A Taxing Decision

The Supreme Court will rule in favor of gay marriage for the most practical of reasons.

A protester from Ohio carries a flag outside of the U.S. Supreme Court.
A protester from Ohio carries a flag outside the Supreme Court in Washington, D.C., on March 26, 2013. The high court may soon decide in favor of same-sex marriage for the least romantic reason.

Photo by Jonathan Ernst/Reuters

For years people have been trying to predict what the Supreme Court will do about same-sex marriage. That speculation has intensified now that the Supreme Court has decided to hear marriage cases originating in the 6th Circuit that upheld the state-level bans against same-sex marriage and recognition. How will the Supreme Court decide this crucial issue? In fact, it has already tipped its hand on the outcome. To understand why, you have to understand tax law.
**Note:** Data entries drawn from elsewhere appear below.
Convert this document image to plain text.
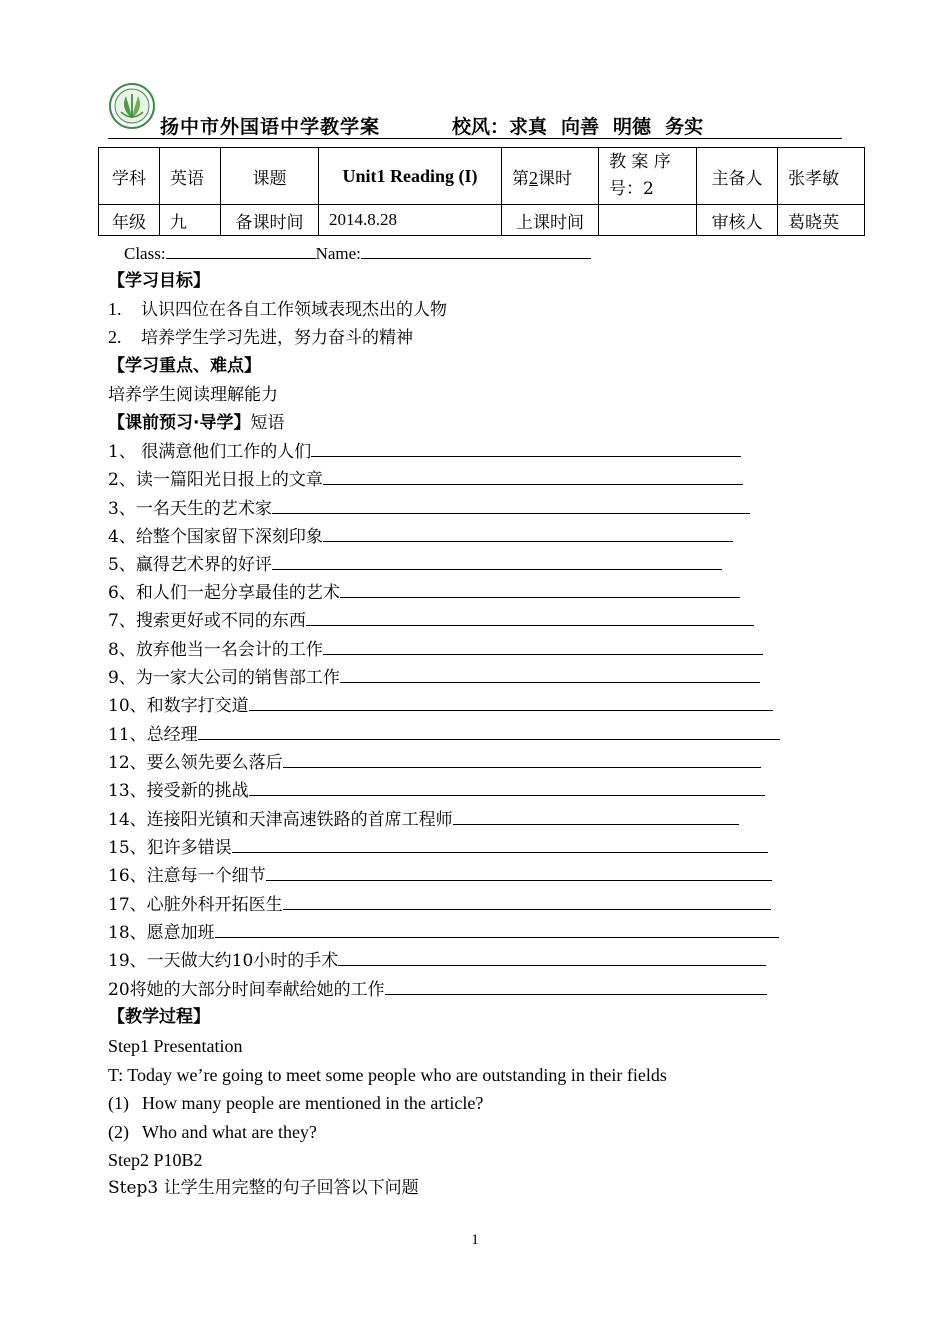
扬中市外国语中学教学案	校风：求真 向善 明德 务实
学科	英语	课题	Unit1 Reading (I)	第2课时	教 案 序号：2	主备人	张孝敏
年级	九	备课时间	2014.8.28	上课时间		审核人	葛晓英
Class:	Name:
【学习目标】
1. 认识四位在各自工作领域表现杰出的人物
2. 培养学生学习先进，努力奋斗的精神
【学习重点、难点】
培养学生阅读理解能力
【课前预习·导学】短语
1、 很满意他们工作的人们
2、读一篇阳光日报上的文章
3、一名天生的艺术家
4、给整个国家留下深刻印象
5、赢得艺术界的好评
6、和人们一起分享最佳的艺术
7、搜索更好或不同的东西
8、放弃他当一名会计的工作
9、为一家大公司的销售部工作
10、和数字打交道
11、总经理
12、要么领先要么落后
13、接受新的挑战
14、连接阳光镇和天津高速铁路的首席工程师
15、犯许多错误
16、注意每一个细节
17、心脏外科开拓医生
18、愿意加班
19、一天做大约10小时的手术
20将她的大部分时间奉献给她的工作
【教学过程】
Step1 Presentation
T: Today we’re going to meet some people who are outstanding in their fields
(1) How many people are mentioned in the article?
(2) Who and what are they?
Step2 P10B2
Step3 让学生用完整的句子回答以下问题
1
Back in June of 2013, the Supreme Court held that for federal purposes it was impermissible to limit the term marriage to a man and a woman. In response, several circuit courts issued decisions recognizing same-sex marriage in the states under their jurisdictions. (The 6th Circuit was the only exception.) Some states sought review of these decisions, but the Supreme Court denied stays, which would have allowed the states to refuse to recognize the marriages until the Supreme Court made a final decision. Because the Supreme Court failed to issue stays, the states must perform and recognize same-sex marriages. In turn, this means the federal government will recognize couples living in those states as married for federal tax purposes. Being married also means that employers can provide certain benefits governed under tax laws to the employees who are now considered married. If the Supreme Court holds that the 6th Circuit is correct and states can both ban same-sex marriage and refuse to recognize out-of-state marriages, there will be large-scale tax problems for tens of thousands if not hundreds of thousands of taxpayers.
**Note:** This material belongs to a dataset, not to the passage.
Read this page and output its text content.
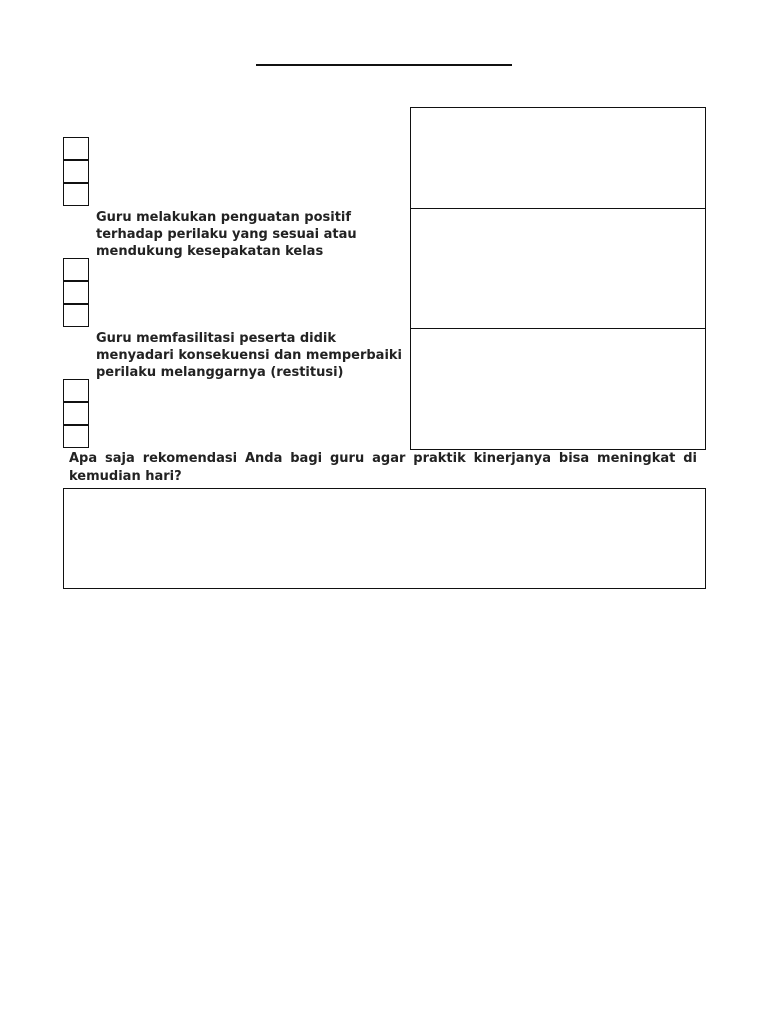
Guru melakukan penguatan positif terhadap perilaku yang sesuai atau mendukung kesepakatan kelas
Guru memfasilitasi peserta didik menyadari konsekuensi dan memperbaiki perilaku melanggarnya (restitusi)
Apa saja rekomendasi Anda bagi guru agar praktik kinerjanya bisa meningkat di kemudian hari?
Justice Antonin Scalia articulated this exact tax problem as the next area of controversy in his dissent on same-sex marriage in Windsor. Yet when this controversy came before the Supreme Court this past October and November, the dissenting justices in Windsor did not dissent from the refusal to grant stays of Circuit Court decisions. Since the Supreme Court refused to address this issue several times, why has it now set itself up to punish taxpayers and employers who have been complying with the federal tax laws?

The current story begins on Nov. 6, 2014, when the 6th Circuit broke from the ranks of the 4th, 7th, 9th, and 10th circuits and decided that state-level bans on both same-sex marriage and official recognition of out-of-state marriages passed constitutional muster. On Nov. 14, 2014, parties challenging the marriage bans petitioned for review in the Supreme Court, and on Jan. 16, 2015, the Supreme Court decided to decide the issue.
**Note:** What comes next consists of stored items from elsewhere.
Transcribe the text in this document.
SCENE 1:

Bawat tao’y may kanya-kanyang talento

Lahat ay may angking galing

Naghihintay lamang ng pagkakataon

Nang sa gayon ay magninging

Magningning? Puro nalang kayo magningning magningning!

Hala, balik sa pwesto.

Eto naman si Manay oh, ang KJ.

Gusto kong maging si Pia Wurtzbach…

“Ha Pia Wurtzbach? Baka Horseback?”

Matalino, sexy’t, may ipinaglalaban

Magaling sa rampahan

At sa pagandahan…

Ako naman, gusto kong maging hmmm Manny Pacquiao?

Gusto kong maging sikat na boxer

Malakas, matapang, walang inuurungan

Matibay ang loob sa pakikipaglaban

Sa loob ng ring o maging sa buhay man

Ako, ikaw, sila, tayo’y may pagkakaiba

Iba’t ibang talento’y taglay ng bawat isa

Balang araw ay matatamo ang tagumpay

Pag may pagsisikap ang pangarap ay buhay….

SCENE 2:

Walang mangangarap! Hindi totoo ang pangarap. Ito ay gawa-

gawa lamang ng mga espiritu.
There has been confusion over how to apply the 6th Circuit’s decision. For example, 300 or so same-sex marriages were performed in Michigan during the appeal of the District Court cases to the 6th Circuit. Michigan Attorney General Bill Schuette interpreted the Sixth Circuit’s decision to mean that these marriages were “void and cannot be recognized for any purposes.” This statement may be right, but it may be wrong. For the state of Michigan’s purposes, this may be a correct characterization of the way that the state treats these couples for purposes of inheritance, state taxes, and the like.

However, the IRS decided in Revenue Ruling 2013-17 that a couple would be married for federal tax purposes if the state of domicile recognized their marriage. We do not know what the status of these Michigan couples is for federal tax purposes. Are they married? The state did recognize the marriages at the time they were performed, but the state claims it does not recognize the marriages now. The prior IRS guidance does not address this situation.

Does this disparate tax treatment of couples in Michigan create a compelling reason why the Supreme Court should decide the case in favor of same-sex marriage? Schuette would argue no. He would say that to the extent that there are problems, they are finite and limited to a small number of couples. He is probably right. Remedial actions by the IRS for 300 taxpayers would not upset the entire apple cart.

A more interesting thought experiment about the importance of the tax ramifications of a Supreme Court decision is to consider what would happen if the Supreme Court decided that the 6th Circuit was correct. Couples that relied on their regional Circuit Court decisions for marriage recognition would no longer be married, and their marriages would not be recognized for federal income tax purposes. Under the current IRS ruling, they would not be treated as married in their state of domicile. Currently, without taking into account the pending 5th Circuit decision, this would mean residents of some 16 states would be affected.

What should these couples do? Nothing? Amend their prior returns? And what should their employers do? Did they improperly withhold or grant federal benefits? Unlike the problem posed by the small number of Michigan couples, the IRS would now be faced with questions relevant to hundreds of thousands of taxpayers. That is why the Supreme Court granted review of the 6th Circuit cases.

The practical effect of a Supreme Court decision agreeing with the 6th Circuit would be a seismic disruption and dislocation of the tax system. The justices are smart people; they deal with tax law nearly every year and even mentioned this tax problem in an earlier same-sex marriage case, so they presumably know this. It follows that the Supreme Court may have already decided it will not affirm the 6th Circuit.